Cet appel "était la dernière chance pour les familles des victimes", a-t-il observé, dénonçant les nombreux "errements dans ce dossier". "Il va y avoir un nouveau procès, et la détermination des familles sera encore plus grande. Cela nous laisse beaucoup d'espoir". Danièle Lamy, président de l'association Entraide et Solidarité AF447, a confié à l'AFP être "émue" et "satisfaite" à l'annonce de cet appel.

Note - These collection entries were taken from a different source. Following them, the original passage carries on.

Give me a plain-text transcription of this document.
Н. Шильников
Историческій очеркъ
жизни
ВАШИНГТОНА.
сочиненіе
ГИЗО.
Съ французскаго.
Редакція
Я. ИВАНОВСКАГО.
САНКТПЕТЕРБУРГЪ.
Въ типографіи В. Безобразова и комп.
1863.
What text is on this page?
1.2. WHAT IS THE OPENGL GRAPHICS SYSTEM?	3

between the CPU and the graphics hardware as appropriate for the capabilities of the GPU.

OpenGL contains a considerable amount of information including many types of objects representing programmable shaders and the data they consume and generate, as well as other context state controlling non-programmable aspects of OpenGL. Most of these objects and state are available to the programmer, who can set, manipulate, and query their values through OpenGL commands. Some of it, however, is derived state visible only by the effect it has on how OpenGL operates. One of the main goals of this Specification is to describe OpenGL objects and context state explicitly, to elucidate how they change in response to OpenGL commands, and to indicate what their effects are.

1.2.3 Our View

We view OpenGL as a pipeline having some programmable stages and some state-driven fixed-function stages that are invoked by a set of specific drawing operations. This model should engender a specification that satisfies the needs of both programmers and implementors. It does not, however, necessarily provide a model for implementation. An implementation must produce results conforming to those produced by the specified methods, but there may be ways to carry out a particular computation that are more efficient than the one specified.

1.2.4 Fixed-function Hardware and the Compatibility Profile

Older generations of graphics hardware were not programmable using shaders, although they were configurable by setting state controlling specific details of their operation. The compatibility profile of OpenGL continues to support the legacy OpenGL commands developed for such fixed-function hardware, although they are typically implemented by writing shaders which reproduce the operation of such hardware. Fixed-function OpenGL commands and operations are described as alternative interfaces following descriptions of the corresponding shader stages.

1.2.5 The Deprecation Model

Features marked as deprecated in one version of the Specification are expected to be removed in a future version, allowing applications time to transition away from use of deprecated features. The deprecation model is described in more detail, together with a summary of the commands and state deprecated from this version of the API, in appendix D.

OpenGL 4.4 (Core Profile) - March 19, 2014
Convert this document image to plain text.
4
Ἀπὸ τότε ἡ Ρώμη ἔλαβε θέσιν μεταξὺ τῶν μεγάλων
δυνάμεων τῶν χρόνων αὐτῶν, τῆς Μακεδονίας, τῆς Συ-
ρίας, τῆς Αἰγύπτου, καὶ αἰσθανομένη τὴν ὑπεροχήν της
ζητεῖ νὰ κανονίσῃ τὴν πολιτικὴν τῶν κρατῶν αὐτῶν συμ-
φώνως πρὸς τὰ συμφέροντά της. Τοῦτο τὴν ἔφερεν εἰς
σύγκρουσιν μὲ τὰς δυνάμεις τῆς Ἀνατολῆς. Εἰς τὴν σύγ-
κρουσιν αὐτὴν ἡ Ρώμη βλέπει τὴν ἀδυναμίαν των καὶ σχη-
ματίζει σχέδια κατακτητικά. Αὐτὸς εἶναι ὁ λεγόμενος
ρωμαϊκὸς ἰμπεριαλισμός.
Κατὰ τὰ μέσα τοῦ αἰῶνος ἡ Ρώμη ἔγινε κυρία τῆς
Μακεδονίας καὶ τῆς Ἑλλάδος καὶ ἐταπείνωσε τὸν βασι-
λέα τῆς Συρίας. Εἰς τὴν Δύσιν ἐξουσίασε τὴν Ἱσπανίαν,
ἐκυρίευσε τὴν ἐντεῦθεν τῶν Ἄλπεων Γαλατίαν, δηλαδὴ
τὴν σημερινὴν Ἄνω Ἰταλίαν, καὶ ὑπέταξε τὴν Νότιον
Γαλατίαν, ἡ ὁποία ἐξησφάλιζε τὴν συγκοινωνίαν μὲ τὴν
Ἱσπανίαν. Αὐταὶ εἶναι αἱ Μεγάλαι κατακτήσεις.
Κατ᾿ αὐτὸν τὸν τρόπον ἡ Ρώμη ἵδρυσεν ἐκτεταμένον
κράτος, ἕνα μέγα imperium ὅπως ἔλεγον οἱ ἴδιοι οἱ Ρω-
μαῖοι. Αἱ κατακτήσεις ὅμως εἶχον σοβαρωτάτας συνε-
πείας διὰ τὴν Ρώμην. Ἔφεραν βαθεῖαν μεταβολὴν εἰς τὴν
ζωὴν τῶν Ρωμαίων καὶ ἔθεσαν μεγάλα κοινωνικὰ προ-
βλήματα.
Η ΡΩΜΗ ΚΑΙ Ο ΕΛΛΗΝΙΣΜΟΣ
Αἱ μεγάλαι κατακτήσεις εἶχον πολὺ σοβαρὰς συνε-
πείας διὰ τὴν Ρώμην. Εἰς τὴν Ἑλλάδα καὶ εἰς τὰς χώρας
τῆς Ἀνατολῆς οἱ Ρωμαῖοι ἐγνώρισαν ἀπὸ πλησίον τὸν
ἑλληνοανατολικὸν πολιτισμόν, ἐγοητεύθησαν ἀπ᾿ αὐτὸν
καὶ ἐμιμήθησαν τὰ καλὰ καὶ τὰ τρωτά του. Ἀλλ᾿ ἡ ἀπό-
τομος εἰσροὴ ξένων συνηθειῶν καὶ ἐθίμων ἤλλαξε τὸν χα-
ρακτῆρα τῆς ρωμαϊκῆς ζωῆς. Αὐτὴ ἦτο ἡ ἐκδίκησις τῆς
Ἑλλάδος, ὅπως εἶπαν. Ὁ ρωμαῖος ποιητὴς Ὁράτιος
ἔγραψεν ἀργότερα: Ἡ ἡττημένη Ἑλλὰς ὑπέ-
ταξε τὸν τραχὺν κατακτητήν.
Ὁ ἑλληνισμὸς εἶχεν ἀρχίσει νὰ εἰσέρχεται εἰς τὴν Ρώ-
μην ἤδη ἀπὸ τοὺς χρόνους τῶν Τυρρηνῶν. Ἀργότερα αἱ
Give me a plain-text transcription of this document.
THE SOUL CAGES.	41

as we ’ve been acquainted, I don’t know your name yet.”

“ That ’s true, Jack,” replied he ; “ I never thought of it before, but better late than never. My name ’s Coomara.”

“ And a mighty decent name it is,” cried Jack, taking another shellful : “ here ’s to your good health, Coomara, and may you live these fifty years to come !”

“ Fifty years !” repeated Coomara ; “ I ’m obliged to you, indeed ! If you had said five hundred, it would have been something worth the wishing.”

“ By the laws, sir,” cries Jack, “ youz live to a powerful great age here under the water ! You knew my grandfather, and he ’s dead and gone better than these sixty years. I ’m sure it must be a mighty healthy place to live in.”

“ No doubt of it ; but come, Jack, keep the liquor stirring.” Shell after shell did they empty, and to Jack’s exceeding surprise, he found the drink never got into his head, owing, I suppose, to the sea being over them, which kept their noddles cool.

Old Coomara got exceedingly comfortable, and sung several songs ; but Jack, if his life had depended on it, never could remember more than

"Les familles étaient restées sur leur faim avec cette décision. Airbus et Air France avaient été considérés responsables, mais ce qui nous avait mortifiés, c'est qu'ils ne soient pas considérés coupables. Pour nous, c'était incompréhensible", a-t-elle encore témoigné. Contacté, Me Simon Ndiaye, avocat d'Airbus, n'a pas souhaité réagir dans l'immédiat. Me François Saint-Pierre, conseil d'Air France, n'a pas souhaité commenter.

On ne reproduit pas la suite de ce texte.